Neste pedaço da América a presidência fugiu de Clinton naquela noite eleitoral, na derrota em Michigan, por apenas 10.000 votos; na de Wisconsin, que também virou da esquerda para a direita, de 22.000; e na da Pensilvânia, outra desertora democrata, de 44.000.
É quarta-feira, 26 de abril, e o Governo acaba de anunciar o que afirma ser o maior corte de impostos da história. Burtka, apesar do que se esperaria de um empreendedor (além do restaurante, produz vinho e se embrenhou na construção de apartamentos), não parece entusiasmado. “Não me importo em pagar impostos, significa que ganho dinheiro”, afirma.
Por enquanto, aprova-o. “Trump está fazendo tudo que pode para cumprir suas promessas. Para mim seu maior êxito foi ter posto Neil Gorsuch no Supremo, e também ter brecado a atividade dos lobbies em Washington… Viu esta série, House of Cards?. Ficção, mas faz pensar”, explica em seu escritório. Um dos bordões de Trump durante a campanha foi o ataque à “classe política corrupta”, na qual se baseia essa série do Netflix.
John, eleitor republicano durante a maior parte de sua vida, não se sente identificado com o fervor nacionalista, é liberal em temas sociais e defende a imigração, especialmente em seu condado, onde afirma que é difícil encontrar funcionários com habilidades técnicas. Trump não era seu homem nas primárias republicanas, e sim John Kasich. Mas ao ser chamado às urnas, foi fiel. “Gosto do seu estilo no Twitter? Não é meu estilo, mas quem quiser um líder perfeito nunca terá um líder.”
Trump é um líder contestado. Tem os índices de popularidade mais baixos desde que existem registros, nos anos 1950; apenas 41% o aprovam, segundo os dados mais recentes do Gallup, mas entre os republicanos é bendito por 87%.

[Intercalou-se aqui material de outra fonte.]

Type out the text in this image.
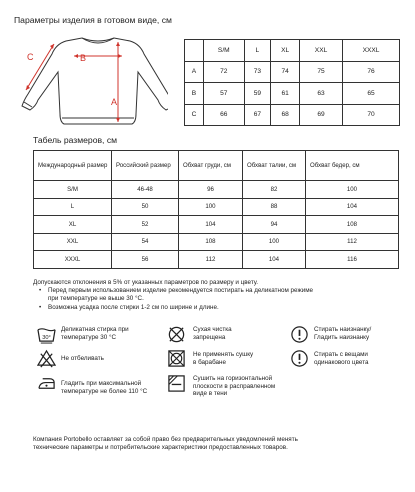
Параметры изделия в готовом виде, см
C	B
A
	S/M	L	XL	XXL	XXXL
A	72	73	74	75	76
B	57	59	61	63	65
C	66	67	68	69	70
Табель размеров, см
Международный размер	Российский размер	Обхват груди, см	Обхват талии, см	Обхват бедер, см
S/M	46-48	96	82	100
L	50	100	88	104
XL	52	104	94	108
XXL	54	108	100	112
XXXL	56	112	104	116
Допускаются отклонения в 5% от указанных параметров по размеру и цвету.
• Перед первым использованием изделие рекомендуется постирать на деликатном режиме
при температуре не выше 30 °С.
• Возможна усадка после стирки 1-2 см по ширине и длине.
30°
Деликатная стирка при
температуре 30 °С
Сухая чистка
запрещена
Стирать наизнанку/
Гладить наизнанку
Не отбеливать
Не применять сушку
в барабане
Стирать с вещами
одинакового цвета
Гладить при максимальной
температуре не более 110 °С
Сушить на горизонтальной
плоскости в расправленном
виде в тени
Компания Portobello оставляет за собой право без предварительных уведомлений менять
технические параметры и потребительские характеристики предоставленных товаров.
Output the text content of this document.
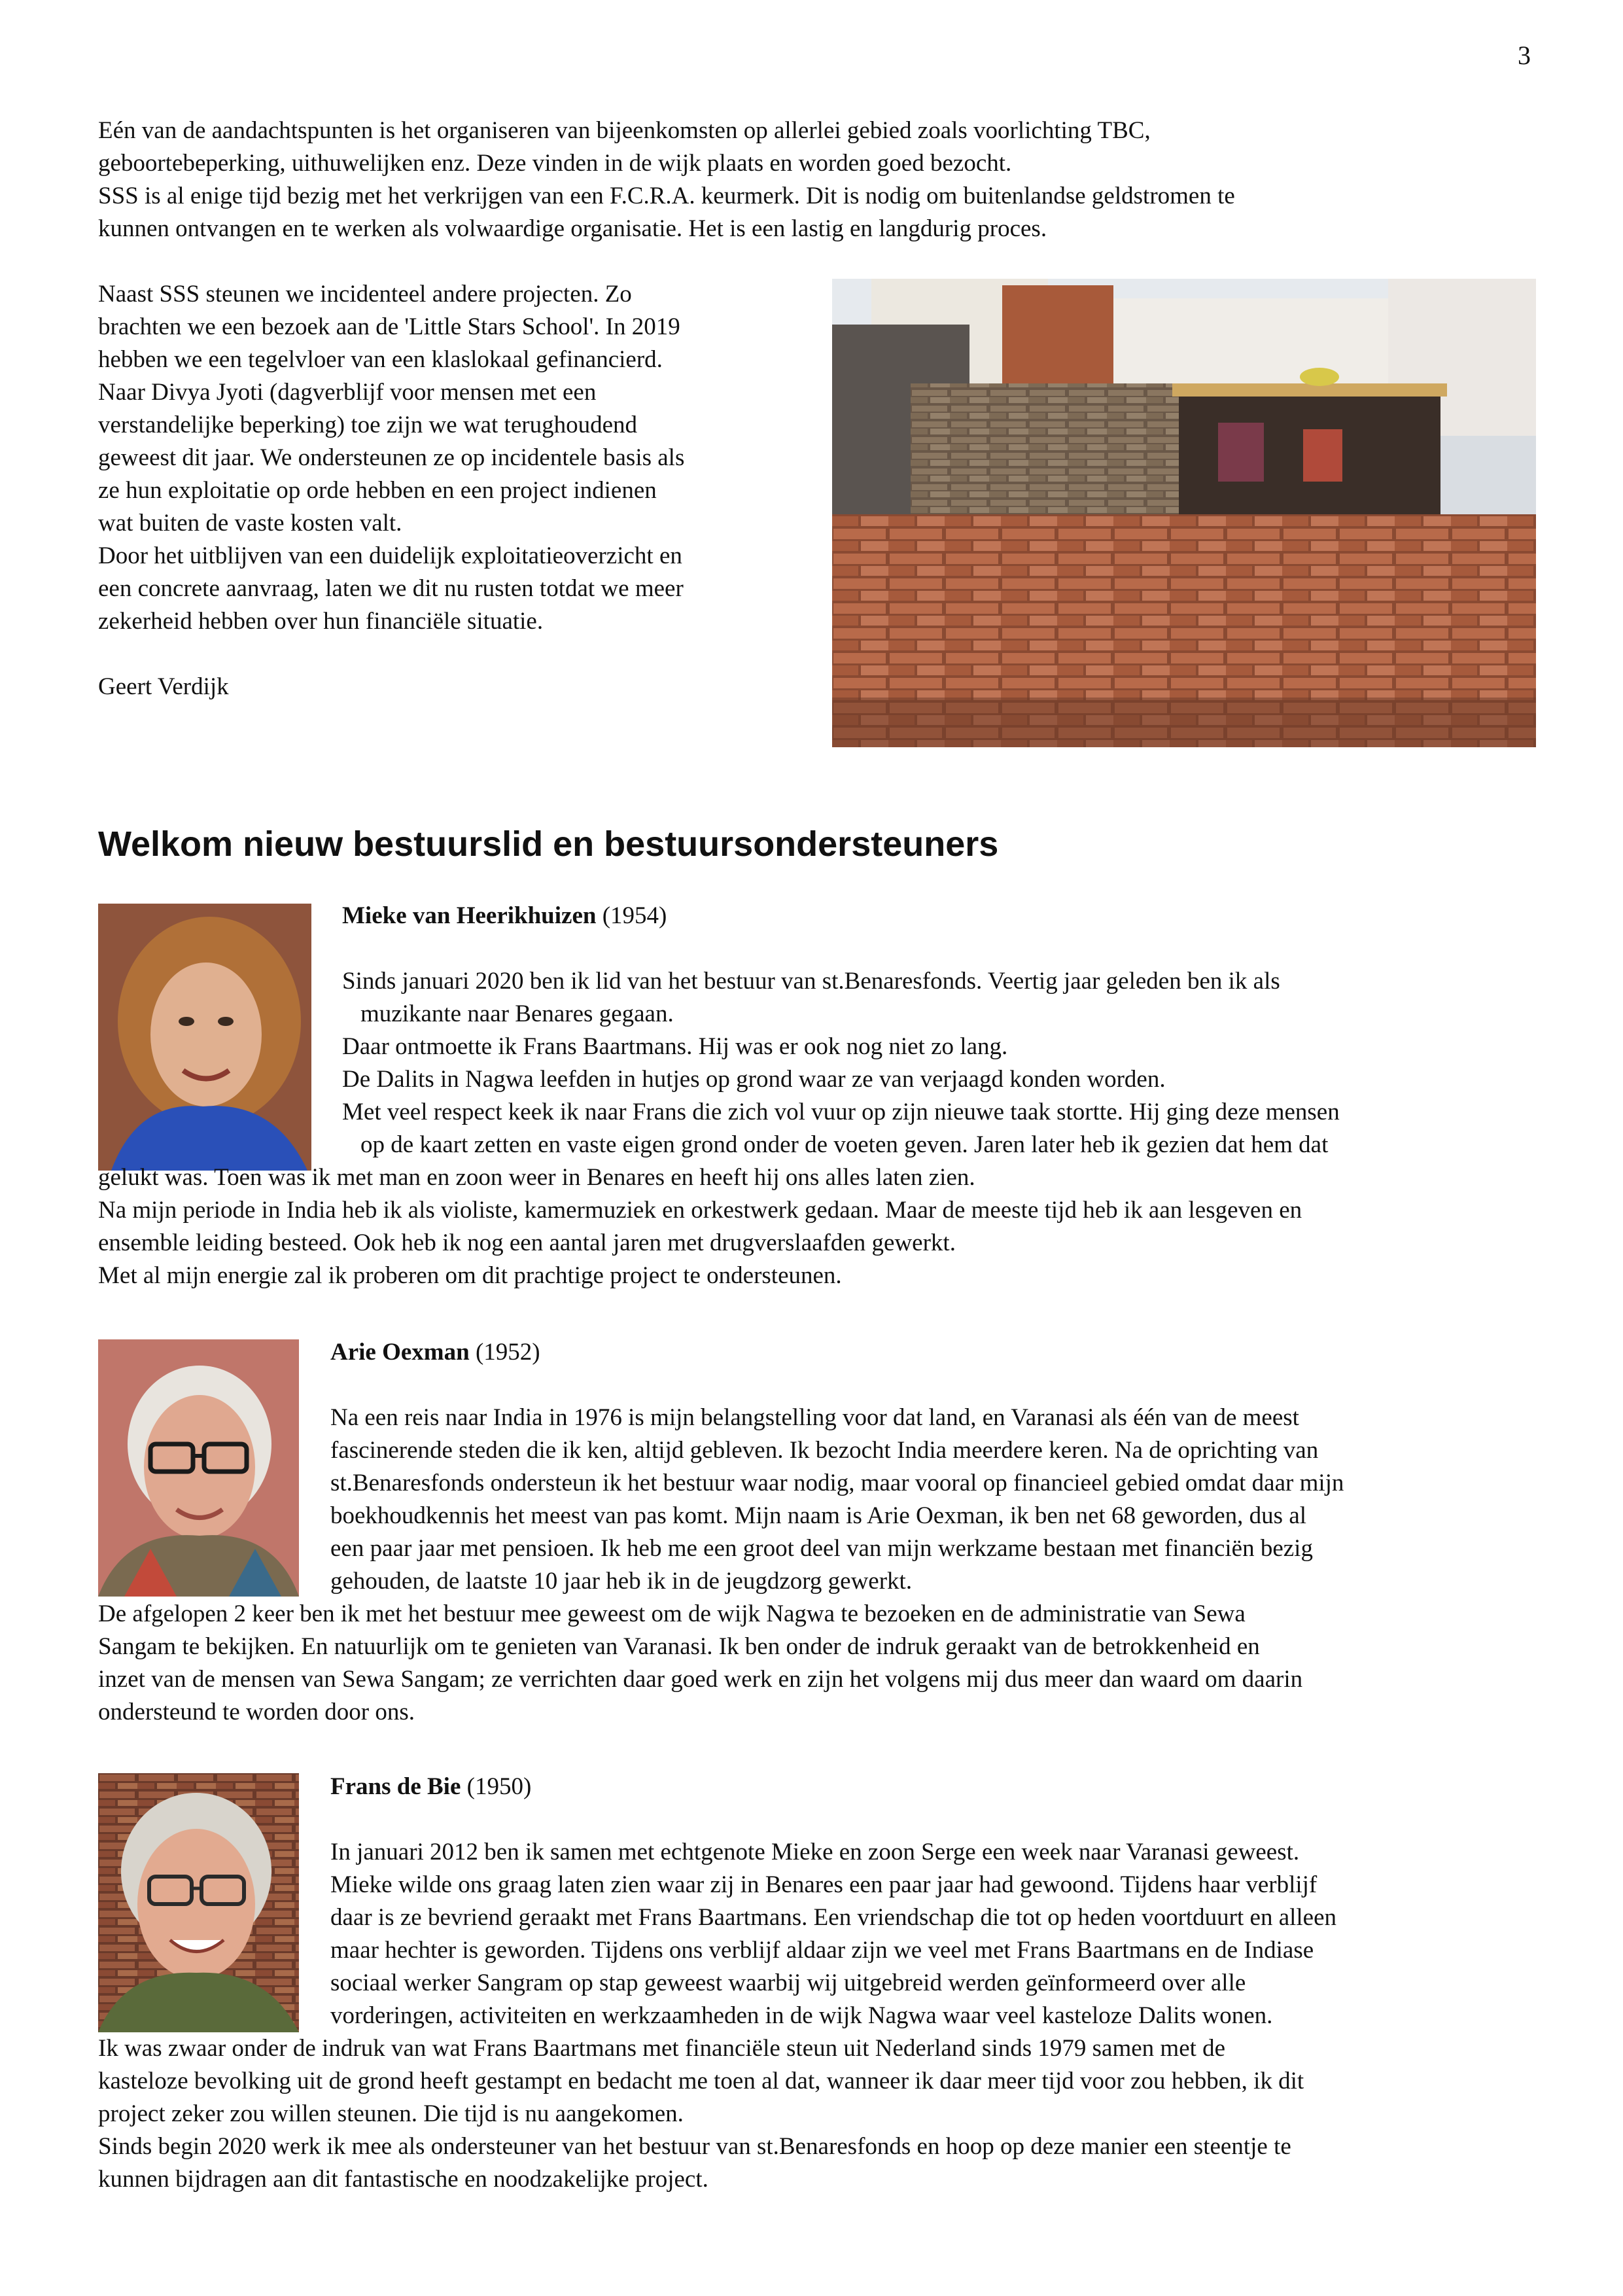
3
Eén van de aandachtspunten is het organiseren van bijeenkomsten op allerlei gebied zoals voorlichting TBC,
geboortebeperking, uithuwelijken enz. Deze vinden in de wijk plaats en worden goed bezocht.
SSS is al enige tijd bezig met het verkrijgen van een F.C.R.A. keurmerk. Dit is nodig om buitenlandse geldstromen te
kunnen ontvangen en te werken als volwaardige organisatie. Het is een lastig en langdurig proces.
Naast SSS steunen we incidenteel andere projecten. Zo
brachten we een bezoek aan de 'Little Stars School'. In 2019
hebben we een tegelvloer van een klaslokaal gefinancierd.
Naar Divya Jyoti (dagverblijf voor mensen met een
verstandelijke beperking) toe zijn we wat terughoudend
geweest dit jaar. We ondersteunen ze op incidentele basis als
ze hun exploitatie op orde hebben en een project indienen
wat buiten de vaste kosten valt.
Door het uitblijven van een duidelijk exploitatieoverzicht en
een concrete aanvraag, laten we dit nu rusten totdat we meer
zekerheid hebben over hun financiële situatie.
Geert Verdijk
Welkom nieuw bestuurslid en bestuursondersteuners
Mieke van Heerikhuizen (1954)
Sinds januari 2020 ben ik lid van het bestuur van st.Benaresfonds. Veertig jaar geleden ben ik als
muzikante naar Benares gegaan.
Daar ontmoette ik Frans Baartmans. Hij was er ook nog niet zo lang.
De Dalits in Nagwa leefden in hutjes op grond waar ze van verjaagd konden worden.
Met veel respect keek ik naar Frans die zich vol vuur op zijn nieuwe taak stortte. Hij ging deze mensen
op de kaart zetten en vaste eigen grond onder de voeten geven. Jaren later heb ik gezien dat hem dat
gelukt was. Toen was ik met man en zoon weer in Benares en heeft hij ons alles laten zien.
Na mijn periode in India heb ik als violiste, kamermuziek en orkestwerk gedaan. Maar de meeste tijd heb ik aan lesgeven en
ensemble leiding besteed. Ook heb ik nog een aantal jaren met drugverslaafden gewerkt.
Met al mijn energie zal ik proberen om dit prachtige project te ondersteunen.
Arie Oexman (1952)
Na een reis naar India in 1976 is mijn belangstelling voor dat land, en Varanasi als één van de meest
fascinerende steden die ik ken, altijd gebleven. Ik bezocht India meerdere keren. Na de oprichting van
st.Benaresfonds ondersteun ik het bestuur waar nodig, maar vooral op financieel gebied omdat daar mijn
boekhoudkennis het meest van pas komt. Mijn naam is Arie Oexman, ik ben net 68 geworden, dus al
een paar jaar met pensioen. Ik heb me een groot deel van mijn werkzame bestaan met financiën bezig
gehouden, de laatste 10 jaar heb ik in de jeugdzorg gewerkt.
De afgelopen 2 keer ben ik met het bestuur mee geweest om de wijk Nagwa te bezoeken en de administratie van Sewa
Sangam te bekijken. En natuurlijk om te genieten van Varanasi. Ik ben onder de indruk geraakt van de betrokkenheid en
inzet van de mensen van Sewa Sangam; ze verrichten daar goed werk en zijn het volgens mij dus meer dan waard om daarin
ondersteund te worden door ons.
Frans de Bie (1950)
In januari 2012 ben ik samen met echtgenote Mieke en zoon Serge een week naar Varanasi geweest.
Mieke wilde ons graag laten zien waar zij in Benares een paar jaar had gewoond. Tijdens haar verblijf
daar is ze bevriend geraakt met Frans Baartmans. Een vriendschap die tot op heden voortduurt en alleen
maar hechter is geworden. Tijdens ons verblijf aldaar zijn we veel met Frans Baartmans en de Indiase
sociaal werker Sangram op stap geweest waarbij wij uitgebreid werden geïnformeerd over alle
vorderingen, activiteiten en werkzaamheden in de wijk Nagwa waar veel kasteloze Dalits wonen.
Ik was zwaar onder de indruk van wat Frans Baartmans met financiële steun uit Nederland sinds 1979 samen met de
kasteloze bevolking uit de grond heeft gestampt en bedacht me toen al dat, wanneer ik daar meer tijd voor zou hebben, ik dit
project zeker zou willen steunen. Die tijd is nu aangekomen.
Sinds begin 2020 werk ik mee als ondersteuner van het bestuur van st.Benaresfonds en hoop op deze manier een steentje te
kunnen bijdragen aan dit fantastische en noodzakelijke project.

Alguns, como o advogado David W. Vanhoof, veem um tom mais presidencial. Marine durante 22 anos, serviu no Afeganistão, Iraque e Kuwait. É muito prudente sobre a política exterior de Trump. “Creio que precisaremos avaliá-lo muito bem depois de seu primeiro mandato”, diz, “mas no geral se pode dizer que tem sido coerente”. Sobre a questão de seu maior acerto, Sharon Reiner, usando um boné com o lema trumpista ‘Make America great again’, responde com o veto à migração de vários países muçulmanos, impedido por juízes. “Dizem que atenta contra a Constituição, mas tem direitos constitucionais norte-americanos um cidadão que não é norte-americano?”, indaga. Kathleen Thorrez, membro do partido, reprova o comentário com um gesto de cabeça e indica: “Olha, agora os impostos vão baixar, a economia irá melhor e será possível dar mais trabalho a essas pessoas que querem vir de forma legal”.

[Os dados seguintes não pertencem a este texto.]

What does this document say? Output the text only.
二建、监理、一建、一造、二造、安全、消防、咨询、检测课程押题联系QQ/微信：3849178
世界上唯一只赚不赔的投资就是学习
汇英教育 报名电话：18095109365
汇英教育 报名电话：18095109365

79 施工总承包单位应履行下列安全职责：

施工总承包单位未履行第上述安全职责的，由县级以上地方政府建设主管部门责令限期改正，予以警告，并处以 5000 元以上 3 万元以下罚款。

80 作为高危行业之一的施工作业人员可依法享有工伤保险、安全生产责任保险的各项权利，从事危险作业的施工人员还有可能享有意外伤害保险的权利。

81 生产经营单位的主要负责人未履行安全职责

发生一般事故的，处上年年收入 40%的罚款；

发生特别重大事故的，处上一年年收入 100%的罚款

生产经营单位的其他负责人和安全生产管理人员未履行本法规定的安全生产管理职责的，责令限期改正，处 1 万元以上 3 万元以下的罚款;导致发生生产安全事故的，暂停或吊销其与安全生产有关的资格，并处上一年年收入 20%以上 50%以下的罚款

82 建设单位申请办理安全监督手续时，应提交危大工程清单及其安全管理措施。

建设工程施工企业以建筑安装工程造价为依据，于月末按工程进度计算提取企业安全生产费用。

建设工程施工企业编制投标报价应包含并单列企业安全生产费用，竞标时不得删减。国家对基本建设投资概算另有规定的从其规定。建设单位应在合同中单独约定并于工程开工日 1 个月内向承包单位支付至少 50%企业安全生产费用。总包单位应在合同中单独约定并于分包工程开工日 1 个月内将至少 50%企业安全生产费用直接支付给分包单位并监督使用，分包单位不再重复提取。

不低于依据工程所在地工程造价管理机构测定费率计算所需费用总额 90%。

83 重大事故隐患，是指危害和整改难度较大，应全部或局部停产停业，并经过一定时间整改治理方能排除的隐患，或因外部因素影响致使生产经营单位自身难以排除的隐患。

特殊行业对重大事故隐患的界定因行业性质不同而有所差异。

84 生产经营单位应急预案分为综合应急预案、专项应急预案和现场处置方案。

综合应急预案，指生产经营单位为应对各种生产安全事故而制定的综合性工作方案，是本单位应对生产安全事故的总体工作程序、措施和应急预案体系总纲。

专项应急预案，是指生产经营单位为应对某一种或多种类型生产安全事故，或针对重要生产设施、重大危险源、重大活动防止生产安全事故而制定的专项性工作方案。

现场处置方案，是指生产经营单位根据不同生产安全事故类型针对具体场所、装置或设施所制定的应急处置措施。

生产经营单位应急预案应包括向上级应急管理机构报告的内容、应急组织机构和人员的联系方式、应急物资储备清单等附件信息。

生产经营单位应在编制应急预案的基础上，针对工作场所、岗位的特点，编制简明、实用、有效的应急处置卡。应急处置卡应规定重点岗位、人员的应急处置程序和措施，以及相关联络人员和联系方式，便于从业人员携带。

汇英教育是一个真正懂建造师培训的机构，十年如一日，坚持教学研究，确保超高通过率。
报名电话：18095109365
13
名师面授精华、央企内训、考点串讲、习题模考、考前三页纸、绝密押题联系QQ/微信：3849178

É difícil fazer um retrato-falado do trumpista, assim como do republicano. Se Sharon endossa Trump por seu discurso duro, John o faz apesar disso. “Vende meus olhos”, escreveu em 1963 William F. Buckley, fundador da National Review (histórica revista da direita tradicional), “e acharei o único liberal que houver na sala, mesmo que se esconda atrás de um vaso”. Na verdade “é muito mais difícil saber se o que se vê ali é um conservador fazendo o necessário, ou um radical, ou simplesmente um pirotécnico”.
Muitos tornariam a votar em Trump, a dúvida é se os progressistas que ficaram em casa nos Estados chaves, como Michigan, em 8 de novembro, fariam isso novamente. É isso que os democratas tentarão mudar na próxima disputa.